In this process there has been very little to cheer for. I had hoped for many things. People told me to be prepared to not get all of what you want. That never prepared me for not getting any of of what I want. What did I want, you might be thinking. Well that is pretty simple. I wanted access to my retirement money without the 10% penalty for early withdraw, so that I can pay off the mounting debt created by this process. This is money after I pay her what is her legal due. I wanted her portion of the debt paid to me, so I can pay off the retirement loan that takes $800 a month from my paycheck that I so dearly need. I wanted to have significant time with my kids, and be allowed to directly provide for them like a normal father. I have not received any of this. I still don’t have a final settlement, or a permanent parenting plan. I have no overnights with my kids, and am allowed less freedom with them than people who are strangers to me.

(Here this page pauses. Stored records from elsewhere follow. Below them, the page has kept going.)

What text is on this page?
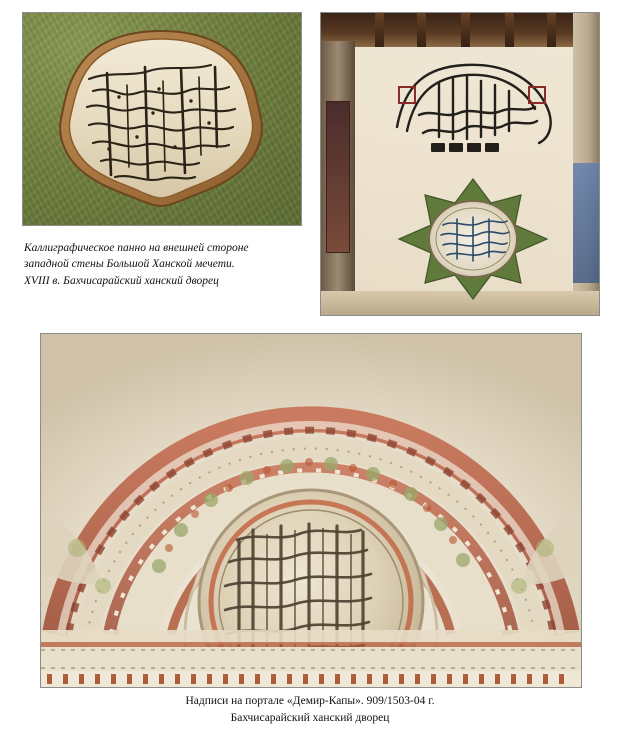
Каллиграфическое панно на внешней стороне
западной стены Большой Ханской мечети.
XVIII в. Бахчисарайский ханский дворец
Надписи на портале «Демир-Капы». 909/1503-04 г.
Бахчисарайский ханский дворец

Let’s start with the easy stuff. The settlement isn’t done. Her attorney has no motivation to settle, and seems to want to go to trial. I am not sure what she gains from doing this. There just isn’t that much money involved, and the majority of it by any legal standard does not belong to my ex-wife. I really just want it done. It would be nice to get more cash out without the 10% tax penalty, but at this point, I just need it done, so I can move forward. I would like to start adding to my retirement again. Someday, I might get to retire. We long ago divided physical assets, and have no real property to speak of. Neither of us have vehicles that were owned when we were together. There just isn’t much to debate. She wants to regain a bunch of money that she thinks I owe her, and I won’t argue with it within reason, so long as we get a settlement.
I am going to have to accept the parenting plan as it is. She will have the right to demand supervised visits whenever she likes, and can tell me no to seeing them on her whim. She has expressed that she will let the kids determine what they want. This idea makes me so angry. It goes against all legal precedence, and against the idea that they are children and not capable of making decisions that belong to the adults. What makes me even angrier is that she has nothing that compels her to abide by these statements. The parenting plan will give me little or no rights. I can’t even be the emergency contact for my kids at school.
Those are the two things that I need to move on, and get out of court. I am afraid that we are going to trial. My attorney has informed me that so long as I am delinquent in my bill to her, she can’t afford to go to trial. I completely understand this, and am somewhat prepared to represent myself for these issues. It doesn’t really matter what the result is. In the spring, I will get my $800 a month back. In another year and a couple of months I will get child support back for my first child, and then the rest over the next 5 years. It will be a net gain of around $35K a year net. I just have to survive until that point. Right now the prospects aren’t so great. I have mounting debt including tax debt, and no further money or means to increase my income. Finding ways to increase my income is something that I currently am working on. Winning promotions and freelance work are my best bets.
So far I have been ridden hard by the wave. I have fought it and been knocked down every time. I have to learn to ride the wave. It doesn’t matter what I think the wave should do, it only matters what it does do. I have started to do this a little with my kids. Its hard. It hurts, but the further we are from court, the more opportunities I get to spend time with my kids. I can’t figure out what motivators she has for when she decides to say yes, but I keep asking, and have to refuse to get angry over her saying no. Riding the wave means accepting whatever I am allowed to be as what fatherhood is for me. It means not plotting what I can do next to get an advantage, so I can petition for what I should have a right to. It means biting my toungue a lot, and praising things that she should be doing as if they were unexpected, and incredibly generous.
Its time I really figured out my budget. I can’t live the way I am. I will die of a stroke if I get too many more knocks on the door from utility bullies threatening to turn off the power or water. I have no patience for them. Its the first time in my life that I have ever felt what it must be like to be poor. I am not poor, but I have to live in a community to be close to my kids that is fairly affluent. That is something, I might have to rethink in the coming year, if I can’t get things straight. Right now I benefit from having a landlord who either doesn’t pay attention or doesn’t care much whether I pay rent. I count it as a blessing that may not last.
I guess the point that I am reaching is that I must give up relying on my beliefs of right and wrong, and just go with the flow. Not that I should stop fighting for what is right, but in my life with my kids, I can’t win that fight. I have to take the fight on for future generations. I don’t know where to start, yet. I think I will solicit the stories of others, and compile them into a book. Something I can use to demonstrate the problems, and something I can use to raise the money needed to get the attention of the people who can change the status quo. It makes me sad, but fighting to fight just isn’t going to make things better.
There is hope for me though, and I will write about that. It doesn’t come in court. It is a hope rooted in who my kids are. Sometimes I don’t trust who they are. I have been cut out the last couple of years, but they still have a lot of me in their past, and I need to trust in that. It may be different for each kid, but I don’t believe that they are all lost. I do have to accept that some of them could be lost. That hurts, but it is a reality that I may have to face. A reality that means that even as adults I may have lost them.